Plenary Speakers
COVID-19 transmission models in the real world: models, data, and public policy
Simple mathematical models of COVID-19 transmission gained prominence in the early days of the pandemic. These models provided researchers and policymakers with qualitative insight into the dynamics of transmission and quantitative predictions of disease incidence. More sophisticated models incorporated new information about the natural history of COVID-19 disease and the interaction of infected individuals with the healthcare system, to predict diagnosed cases, hospitalization, ventilator usage, and death. Models also provided intuition for discussions about outbreaks, vaccination, and the effects of non-pharmaceutical interventions like social distancing guidelines and stay-at-home orders. But as the pandemic progressed, complex real-world interventions took effect, people everywhere changed their behavior, and the usefulness of simple mathematical models of COVID-19 transmission diminished. This challenge forced researchers (including me and my colleagues) to think more broadly about empirical data sources that could help predictive models regain their utility for guiding public policy. In this presentation, I will describe my view of the successes and failures of population-level transmission models in the context of the COVID-19 pandemic. I will outline the evolution of a project to predict COVID-19 incidence in the state of Connecticut, from development of a transmission model to engagement with public health policymakers and initiation of a new data collection effort. In particular, I will argue that a new data source -- passive measurement of close interpersonal contact via mobile device location data -- is a promising way to overcome many of the shortcomings of traditional transmission models. I conclude with a summary of the impact this work has had on the COVID-19 response in Connecticut and beyond.

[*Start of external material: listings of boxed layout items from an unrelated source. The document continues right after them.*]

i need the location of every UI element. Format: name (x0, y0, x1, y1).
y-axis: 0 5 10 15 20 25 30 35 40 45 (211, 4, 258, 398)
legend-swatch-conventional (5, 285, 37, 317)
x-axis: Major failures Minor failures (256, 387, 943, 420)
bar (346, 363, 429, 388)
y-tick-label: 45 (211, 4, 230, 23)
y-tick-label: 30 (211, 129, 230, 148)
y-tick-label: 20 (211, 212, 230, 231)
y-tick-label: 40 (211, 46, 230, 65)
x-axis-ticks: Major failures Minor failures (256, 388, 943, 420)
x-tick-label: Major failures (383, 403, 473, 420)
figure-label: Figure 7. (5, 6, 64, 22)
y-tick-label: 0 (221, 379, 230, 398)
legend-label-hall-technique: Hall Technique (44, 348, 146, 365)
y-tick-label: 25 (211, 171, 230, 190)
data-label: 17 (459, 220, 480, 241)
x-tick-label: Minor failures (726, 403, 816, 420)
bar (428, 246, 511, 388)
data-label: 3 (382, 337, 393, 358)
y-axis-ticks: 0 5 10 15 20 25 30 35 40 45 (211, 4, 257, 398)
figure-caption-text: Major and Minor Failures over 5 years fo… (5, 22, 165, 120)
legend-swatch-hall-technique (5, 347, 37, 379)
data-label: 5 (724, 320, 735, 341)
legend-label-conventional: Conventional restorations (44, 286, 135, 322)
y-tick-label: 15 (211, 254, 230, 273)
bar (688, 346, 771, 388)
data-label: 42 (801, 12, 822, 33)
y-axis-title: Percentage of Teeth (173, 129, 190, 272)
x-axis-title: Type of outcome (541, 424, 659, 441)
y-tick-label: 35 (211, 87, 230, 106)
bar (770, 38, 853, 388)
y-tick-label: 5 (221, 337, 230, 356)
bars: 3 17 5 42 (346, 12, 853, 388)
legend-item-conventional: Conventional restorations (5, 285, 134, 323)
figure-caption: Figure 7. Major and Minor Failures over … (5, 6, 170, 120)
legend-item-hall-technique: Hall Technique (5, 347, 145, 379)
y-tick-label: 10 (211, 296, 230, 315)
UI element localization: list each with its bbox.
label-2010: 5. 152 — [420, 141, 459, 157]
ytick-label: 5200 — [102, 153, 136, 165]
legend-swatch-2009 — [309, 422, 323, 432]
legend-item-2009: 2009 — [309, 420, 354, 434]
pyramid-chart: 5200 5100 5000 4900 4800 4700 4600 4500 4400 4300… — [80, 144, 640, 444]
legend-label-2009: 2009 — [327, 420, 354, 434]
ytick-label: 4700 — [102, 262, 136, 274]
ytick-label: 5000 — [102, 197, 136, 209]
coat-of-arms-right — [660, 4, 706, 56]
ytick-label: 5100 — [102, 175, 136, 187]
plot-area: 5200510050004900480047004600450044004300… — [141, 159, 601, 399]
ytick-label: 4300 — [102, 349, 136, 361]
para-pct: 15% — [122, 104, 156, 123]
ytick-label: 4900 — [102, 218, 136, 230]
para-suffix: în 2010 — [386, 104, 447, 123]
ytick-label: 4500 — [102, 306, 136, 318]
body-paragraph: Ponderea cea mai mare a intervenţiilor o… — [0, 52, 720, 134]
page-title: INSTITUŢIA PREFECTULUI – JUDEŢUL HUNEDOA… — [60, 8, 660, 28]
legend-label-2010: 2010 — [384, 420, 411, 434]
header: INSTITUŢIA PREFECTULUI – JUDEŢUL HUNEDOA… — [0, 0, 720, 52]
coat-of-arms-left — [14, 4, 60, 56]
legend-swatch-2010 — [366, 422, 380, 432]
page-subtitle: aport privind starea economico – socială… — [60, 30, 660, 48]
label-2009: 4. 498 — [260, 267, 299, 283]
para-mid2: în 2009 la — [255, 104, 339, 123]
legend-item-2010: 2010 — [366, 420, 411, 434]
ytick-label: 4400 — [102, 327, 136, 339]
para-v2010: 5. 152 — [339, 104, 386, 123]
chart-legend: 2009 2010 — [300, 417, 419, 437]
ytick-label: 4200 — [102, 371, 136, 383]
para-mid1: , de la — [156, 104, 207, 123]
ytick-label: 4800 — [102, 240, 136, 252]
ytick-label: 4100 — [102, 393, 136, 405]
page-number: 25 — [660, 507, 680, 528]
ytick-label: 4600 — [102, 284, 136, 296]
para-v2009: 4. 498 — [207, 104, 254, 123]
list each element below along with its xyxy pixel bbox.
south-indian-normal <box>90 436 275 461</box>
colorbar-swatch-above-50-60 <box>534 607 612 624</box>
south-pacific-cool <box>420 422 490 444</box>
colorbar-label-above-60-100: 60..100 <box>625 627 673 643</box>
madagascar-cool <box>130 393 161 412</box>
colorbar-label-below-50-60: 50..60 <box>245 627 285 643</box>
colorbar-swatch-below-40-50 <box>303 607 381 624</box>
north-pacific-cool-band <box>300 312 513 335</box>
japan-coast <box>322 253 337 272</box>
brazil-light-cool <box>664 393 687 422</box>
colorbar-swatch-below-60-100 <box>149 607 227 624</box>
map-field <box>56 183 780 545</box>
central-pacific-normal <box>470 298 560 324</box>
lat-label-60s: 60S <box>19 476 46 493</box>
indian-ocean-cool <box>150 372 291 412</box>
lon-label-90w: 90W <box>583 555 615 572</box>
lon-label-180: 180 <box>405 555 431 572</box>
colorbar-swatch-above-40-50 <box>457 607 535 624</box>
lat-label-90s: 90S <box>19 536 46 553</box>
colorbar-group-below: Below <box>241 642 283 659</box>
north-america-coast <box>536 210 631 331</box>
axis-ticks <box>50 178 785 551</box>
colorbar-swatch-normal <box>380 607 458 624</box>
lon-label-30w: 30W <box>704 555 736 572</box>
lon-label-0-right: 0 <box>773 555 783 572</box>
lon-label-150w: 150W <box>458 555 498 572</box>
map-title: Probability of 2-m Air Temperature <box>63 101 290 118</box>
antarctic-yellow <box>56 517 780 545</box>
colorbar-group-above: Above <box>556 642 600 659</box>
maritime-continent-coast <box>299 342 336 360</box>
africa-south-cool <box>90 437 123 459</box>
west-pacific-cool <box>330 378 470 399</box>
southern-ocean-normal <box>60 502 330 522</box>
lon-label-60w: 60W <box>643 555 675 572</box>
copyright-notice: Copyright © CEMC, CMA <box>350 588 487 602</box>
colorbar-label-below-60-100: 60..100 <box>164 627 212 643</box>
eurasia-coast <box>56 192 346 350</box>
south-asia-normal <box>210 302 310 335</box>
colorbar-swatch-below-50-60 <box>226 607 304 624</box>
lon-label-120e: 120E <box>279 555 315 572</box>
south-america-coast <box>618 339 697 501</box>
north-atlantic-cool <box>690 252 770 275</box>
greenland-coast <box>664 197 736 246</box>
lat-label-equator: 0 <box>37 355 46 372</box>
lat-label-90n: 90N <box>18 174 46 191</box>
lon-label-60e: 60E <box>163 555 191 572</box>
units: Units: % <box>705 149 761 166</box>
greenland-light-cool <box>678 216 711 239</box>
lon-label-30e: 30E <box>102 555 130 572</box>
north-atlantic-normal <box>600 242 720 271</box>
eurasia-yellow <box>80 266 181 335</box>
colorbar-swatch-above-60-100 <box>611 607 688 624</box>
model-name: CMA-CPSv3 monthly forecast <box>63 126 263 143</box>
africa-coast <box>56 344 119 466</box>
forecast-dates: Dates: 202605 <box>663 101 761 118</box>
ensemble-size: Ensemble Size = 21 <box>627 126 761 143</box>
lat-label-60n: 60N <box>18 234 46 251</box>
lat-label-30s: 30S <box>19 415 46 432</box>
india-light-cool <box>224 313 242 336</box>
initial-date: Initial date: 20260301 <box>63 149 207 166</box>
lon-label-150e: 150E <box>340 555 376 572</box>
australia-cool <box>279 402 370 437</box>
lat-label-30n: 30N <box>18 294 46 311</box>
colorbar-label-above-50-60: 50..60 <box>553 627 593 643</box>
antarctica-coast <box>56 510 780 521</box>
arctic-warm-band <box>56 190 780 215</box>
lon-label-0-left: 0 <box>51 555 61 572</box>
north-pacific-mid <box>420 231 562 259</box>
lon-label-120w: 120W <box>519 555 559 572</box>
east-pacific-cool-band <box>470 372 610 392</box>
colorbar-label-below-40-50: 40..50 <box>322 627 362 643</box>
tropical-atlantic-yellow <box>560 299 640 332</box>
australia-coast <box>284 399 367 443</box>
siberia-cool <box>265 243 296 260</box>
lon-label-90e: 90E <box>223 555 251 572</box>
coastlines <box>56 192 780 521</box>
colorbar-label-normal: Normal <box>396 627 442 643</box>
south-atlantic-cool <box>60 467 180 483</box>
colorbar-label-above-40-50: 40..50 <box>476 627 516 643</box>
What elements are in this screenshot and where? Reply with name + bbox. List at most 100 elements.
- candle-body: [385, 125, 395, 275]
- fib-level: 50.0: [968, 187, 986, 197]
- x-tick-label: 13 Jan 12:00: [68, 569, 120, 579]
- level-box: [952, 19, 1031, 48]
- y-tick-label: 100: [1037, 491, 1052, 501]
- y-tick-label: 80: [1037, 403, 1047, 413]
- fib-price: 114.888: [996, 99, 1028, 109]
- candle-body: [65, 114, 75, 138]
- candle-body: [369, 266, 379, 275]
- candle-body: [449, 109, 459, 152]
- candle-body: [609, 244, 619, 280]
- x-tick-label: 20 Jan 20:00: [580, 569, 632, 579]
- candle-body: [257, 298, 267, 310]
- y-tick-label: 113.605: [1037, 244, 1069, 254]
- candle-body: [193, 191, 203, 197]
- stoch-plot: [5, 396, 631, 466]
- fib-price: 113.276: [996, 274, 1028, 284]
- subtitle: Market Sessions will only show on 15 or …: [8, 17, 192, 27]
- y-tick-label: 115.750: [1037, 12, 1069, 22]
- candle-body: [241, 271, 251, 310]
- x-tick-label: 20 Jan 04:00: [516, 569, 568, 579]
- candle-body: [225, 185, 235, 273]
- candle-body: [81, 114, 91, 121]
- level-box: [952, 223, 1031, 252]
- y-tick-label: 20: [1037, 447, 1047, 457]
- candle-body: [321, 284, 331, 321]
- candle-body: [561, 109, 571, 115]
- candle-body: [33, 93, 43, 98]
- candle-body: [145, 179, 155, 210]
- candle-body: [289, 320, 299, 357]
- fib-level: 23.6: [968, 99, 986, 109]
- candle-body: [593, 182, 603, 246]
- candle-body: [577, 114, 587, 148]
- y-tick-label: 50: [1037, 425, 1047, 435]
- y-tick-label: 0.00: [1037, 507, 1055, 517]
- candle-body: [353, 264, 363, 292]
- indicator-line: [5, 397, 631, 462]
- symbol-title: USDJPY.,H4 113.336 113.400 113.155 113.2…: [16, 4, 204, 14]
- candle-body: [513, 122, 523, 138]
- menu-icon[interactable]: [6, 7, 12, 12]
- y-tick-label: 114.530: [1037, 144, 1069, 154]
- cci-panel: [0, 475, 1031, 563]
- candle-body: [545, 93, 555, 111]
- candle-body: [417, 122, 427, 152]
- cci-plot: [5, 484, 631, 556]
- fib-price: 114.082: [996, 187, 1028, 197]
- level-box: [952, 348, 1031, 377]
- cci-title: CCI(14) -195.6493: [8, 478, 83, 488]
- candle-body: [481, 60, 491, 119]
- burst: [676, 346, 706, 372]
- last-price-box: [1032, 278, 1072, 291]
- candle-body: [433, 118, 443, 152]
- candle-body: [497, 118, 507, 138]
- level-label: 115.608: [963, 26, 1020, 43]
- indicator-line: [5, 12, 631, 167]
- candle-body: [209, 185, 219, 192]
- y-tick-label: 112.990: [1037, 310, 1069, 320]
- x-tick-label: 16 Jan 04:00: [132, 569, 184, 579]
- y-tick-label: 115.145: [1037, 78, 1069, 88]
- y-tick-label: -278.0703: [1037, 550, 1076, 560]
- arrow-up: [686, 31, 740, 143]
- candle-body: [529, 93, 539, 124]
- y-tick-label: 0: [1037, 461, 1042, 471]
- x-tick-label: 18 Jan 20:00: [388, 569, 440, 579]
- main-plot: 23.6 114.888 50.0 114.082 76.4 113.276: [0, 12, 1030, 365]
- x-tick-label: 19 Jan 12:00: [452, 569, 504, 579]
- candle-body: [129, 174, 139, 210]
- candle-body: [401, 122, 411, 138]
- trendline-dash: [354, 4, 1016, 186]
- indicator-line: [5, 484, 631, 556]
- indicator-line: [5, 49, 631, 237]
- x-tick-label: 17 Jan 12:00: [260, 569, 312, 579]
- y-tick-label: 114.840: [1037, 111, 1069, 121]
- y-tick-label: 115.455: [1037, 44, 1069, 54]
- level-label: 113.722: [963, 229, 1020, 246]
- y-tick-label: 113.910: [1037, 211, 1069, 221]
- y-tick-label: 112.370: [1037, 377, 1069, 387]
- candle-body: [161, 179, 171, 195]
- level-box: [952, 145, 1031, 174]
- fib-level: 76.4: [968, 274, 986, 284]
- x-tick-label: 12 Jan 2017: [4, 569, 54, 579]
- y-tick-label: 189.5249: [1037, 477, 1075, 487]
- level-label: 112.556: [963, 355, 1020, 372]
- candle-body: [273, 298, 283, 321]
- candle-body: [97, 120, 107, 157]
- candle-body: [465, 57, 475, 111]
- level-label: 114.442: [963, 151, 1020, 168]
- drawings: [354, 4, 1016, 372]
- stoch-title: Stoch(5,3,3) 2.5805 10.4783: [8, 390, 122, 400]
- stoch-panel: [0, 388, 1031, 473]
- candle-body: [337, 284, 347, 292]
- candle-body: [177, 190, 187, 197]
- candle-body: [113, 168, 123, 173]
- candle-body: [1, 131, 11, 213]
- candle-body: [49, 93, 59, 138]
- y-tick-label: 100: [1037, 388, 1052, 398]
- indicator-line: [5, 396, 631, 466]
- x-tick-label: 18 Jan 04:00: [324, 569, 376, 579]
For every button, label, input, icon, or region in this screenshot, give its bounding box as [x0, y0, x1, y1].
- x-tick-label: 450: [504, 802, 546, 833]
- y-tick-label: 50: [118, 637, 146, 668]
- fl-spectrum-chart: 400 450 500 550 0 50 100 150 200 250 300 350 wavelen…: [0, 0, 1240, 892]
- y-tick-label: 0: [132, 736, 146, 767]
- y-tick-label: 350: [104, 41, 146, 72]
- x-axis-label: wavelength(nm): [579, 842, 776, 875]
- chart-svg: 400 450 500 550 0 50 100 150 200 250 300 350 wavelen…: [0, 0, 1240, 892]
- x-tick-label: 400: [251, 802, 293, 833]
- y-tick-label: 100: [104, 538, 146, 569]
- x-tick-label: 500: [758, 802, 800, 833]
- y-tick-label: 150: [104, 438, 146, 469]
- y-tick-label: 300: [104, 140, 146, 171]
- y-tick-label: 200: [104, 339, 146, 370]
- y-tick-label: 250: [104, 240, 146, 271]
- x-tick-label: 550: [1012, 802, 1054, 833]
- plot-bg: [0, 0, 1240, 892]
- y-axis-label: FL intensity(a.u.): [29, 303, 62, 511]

Bio: Forrest W. Crawford is an Associate Professor of Biostatistics, Statistics & Data Science, Operations, and Ecology & Evolutionary Biology at Yale University. He is affiliated with the Center for Interdisciplinary Research on AIDS, the Institute for Network Science, the Computational Biology and Bioinformatics Program, and the Public Health Modeling Concentration. His research focuses on mathematical and statistical problems related to discrete structures and stochastic processes in epidemiology, public health, biomedicine, and social science. He received the NIH Director's New Innovator Award in 2016.
Statistical Aspects of COVID-19 Vaccine Trials
Operation Warp Speed (OWS) is the US government program to evaluate COVID-19 vaccine clinical trials with six different trials launched or planned. The speed, complexity, and scrutiny of the trials in our charged political environment and during a global pandemic is unprecedented. Multiple aspects of the trial require quickly yet carefully crafted statistical approaches for design, monitoring, and analysis. In this talk we give a brief overview of the OWS landscape, discussion the basic structure of vaccine clinical trials, and then provide a more in-depth workup of selected topics including monitoring for vaccine induced enhanced disease, correlating vaccine induced immune response to prevention of disease, and the consequences of a successful vaccine on the conduct of ongoing placebo-controlled trials.